Mr. Abraham states categorically that having been involved in financial services since January 1980, most of which was under regulation, he has had no complaints made against him.
As is evident from the statements above Mr. Abraham was not specifically identified as being under investigation, though as a service provider it is implied.
When the FSC states, ‘the Commission has been investigating some aspects of the arrangements of certain of the funds’, it could therefore be surmised that they are investigating the performance of all regulated individuals. Mr. Abraham points out that for the Isle of Man this fund closure was a highly public affair, and the need to be seen to be doing something for the investors was paramount. However, it is a fact that at no time had Mr. Abraham been accused of any wrongdoing nor been questioned or received requests for information since the closure of the fund up until early 2010 when he received notice from the Isle of Man court that proceedings had been taken out against Mr Leach, Caledonian and him.

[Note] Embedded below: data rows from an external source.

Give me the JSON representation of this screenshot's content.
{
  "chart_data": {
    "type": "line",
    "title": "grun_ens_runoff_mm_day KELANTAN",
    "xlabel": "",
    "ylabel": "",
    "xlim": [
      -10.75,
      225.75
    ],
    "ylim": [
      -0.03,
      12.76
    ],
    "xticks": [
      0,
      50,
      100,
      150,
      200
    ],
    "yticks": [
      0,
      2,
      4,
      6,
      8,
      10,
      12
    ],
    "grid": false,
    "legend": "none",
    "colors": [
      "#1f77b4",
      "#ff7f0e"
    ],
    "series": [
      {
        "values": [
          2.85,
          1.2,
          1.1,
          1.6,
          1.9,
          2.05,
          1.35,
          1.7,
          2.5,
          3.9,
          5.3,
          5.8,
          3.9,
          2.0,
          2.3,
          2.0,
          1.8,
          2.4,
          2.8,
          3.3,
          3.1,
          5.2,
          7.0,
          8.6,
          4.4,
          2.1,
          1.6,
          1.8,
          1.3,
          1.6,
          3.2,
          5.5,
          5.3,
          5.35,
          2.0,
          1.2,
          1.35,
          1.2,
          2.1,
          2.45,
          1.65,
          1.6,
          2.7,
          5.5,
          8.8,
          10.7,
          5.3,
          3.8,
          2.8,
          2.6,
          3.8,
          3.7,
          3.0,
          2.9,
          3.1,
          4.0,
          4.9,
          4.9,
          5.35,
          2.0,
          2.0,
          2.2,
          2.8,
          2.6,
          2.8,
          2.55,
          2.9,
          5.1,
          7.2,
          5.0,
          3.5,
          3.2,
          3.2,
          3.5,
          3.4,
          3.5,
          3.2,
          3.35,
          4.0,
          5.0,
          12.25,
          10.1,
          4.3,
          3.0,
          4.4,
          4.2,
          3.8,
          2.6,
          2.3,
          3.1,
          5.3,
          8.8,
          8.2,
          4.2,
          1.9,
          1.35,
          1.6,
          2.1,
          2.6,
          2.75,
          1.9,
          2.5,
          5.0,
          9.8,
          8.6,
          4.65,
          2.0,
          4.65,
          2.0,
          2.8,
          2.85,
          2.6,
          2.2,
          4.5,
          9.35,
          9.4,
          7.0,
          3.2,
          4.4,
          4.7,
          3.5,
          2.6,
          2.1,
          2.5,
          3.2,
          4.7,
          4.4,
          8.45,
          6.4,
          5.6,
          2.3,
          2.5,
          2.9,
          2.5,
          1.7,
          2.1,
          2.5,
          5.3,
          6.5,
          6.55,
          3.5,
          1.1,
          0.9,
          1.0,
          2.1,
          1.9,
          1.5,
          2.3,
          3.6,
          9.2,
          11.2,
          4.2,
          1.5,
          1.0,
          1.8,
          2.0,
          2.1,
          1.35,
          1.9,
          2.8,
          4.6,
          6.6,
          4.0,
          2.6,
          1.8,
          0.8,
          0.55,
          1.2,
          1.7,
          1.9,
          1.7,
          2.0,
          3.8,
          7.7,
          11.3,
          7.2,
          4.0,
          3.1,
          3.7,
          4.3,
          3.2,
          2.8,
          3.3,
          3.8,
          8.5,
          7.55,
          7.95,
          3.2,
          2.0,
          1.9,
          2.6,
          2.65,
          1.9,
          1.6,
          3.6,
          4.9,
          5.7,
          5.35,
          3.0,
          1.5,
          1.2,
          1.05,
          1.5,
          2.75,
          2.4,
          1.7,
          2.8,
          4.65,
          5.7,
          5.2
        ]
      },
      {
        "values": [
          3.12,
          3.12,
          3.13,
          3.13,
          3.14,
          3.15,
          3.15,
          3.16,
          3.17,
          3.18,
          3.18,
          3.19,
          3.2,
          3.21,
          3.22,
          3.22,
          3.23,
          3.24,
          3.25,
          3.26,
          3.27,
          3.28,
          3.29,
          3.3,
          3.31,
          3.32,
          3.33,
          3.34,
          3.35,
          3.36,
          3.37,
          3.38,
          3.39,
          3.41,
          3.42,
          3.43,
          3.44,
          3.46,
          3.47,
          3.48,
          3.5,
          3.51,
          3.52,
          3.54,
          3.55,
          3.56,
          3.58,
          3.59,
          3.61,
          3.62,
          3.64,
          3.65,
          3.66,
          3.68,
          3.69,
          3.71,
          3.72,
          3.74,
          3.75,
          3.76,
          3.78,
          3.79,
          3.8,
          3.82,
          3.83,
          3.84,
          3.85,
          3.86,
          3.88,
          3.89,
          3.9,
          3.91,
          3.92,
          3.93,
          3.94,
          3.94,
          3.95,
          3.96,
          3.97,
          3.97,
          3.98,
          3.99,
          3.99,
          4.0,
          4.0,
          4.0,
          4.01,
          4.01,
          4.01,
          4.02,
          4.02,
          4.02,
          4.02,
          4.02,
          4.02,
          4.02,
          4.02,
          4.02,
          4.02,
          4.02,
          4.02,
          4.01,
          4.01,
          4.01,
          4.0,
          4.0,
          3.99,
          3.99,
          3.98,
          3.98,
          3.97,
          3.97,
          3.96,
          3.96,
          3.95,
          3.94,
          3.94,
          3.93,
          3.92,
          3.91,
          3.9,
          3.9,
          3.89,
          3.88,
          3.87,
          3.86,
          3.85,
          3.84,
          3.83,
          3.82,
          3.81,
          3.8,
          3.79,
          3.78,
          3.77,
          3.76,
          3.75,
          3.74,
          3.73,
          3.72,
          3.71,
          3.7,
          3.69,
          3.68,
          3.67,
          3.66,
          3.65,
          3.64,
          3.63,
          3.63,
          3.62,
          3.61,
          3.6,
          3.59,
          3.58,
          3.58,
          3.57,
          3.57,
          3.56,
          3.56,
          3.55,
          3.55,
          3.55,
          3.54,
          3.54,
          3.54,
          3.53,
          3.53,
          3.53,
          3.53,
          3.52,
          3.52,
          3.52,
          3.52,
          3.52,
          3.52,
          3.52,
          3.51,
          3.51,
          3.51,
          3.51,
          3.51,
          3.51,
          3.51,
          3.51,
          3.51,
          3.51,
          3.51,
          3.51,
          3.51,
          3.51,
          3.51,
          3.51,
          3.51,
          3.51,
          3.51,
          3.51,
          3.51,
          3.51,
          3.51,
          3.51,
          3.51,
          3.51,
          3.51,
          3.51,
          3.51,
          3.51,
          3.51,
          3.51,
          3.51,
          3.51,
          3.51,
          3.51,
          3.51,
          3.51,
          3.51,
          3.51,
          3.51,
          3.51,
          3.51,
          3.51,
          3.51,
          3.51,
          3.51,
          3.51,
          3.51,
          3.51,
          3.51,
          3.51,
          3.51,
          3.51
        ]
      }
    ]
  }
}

The basis of the complaint is that the Directors of the fund took commission from MBC. This is categorically denied.
The companies received commission from MBC the bulk of which was passed back to the investment Manager for support of fund activities. Directors were only ever paid fees or salaries. All of these matters are fully recorded in Shepherds audited account and the audited accounts of the Fund. They were also clearly declared in the documentation.
This, Mr Abraham feels is no more than the Receiver attempting to bully directors into settling an erroneous complaint and generating some extra money for the fund. He also points out that the case was not brought until more than 5 years after the suspension of the fund. He questions this timing, why so long? Is it that this is likely to increases the length of the Receviers tenure and the fees that he can charge.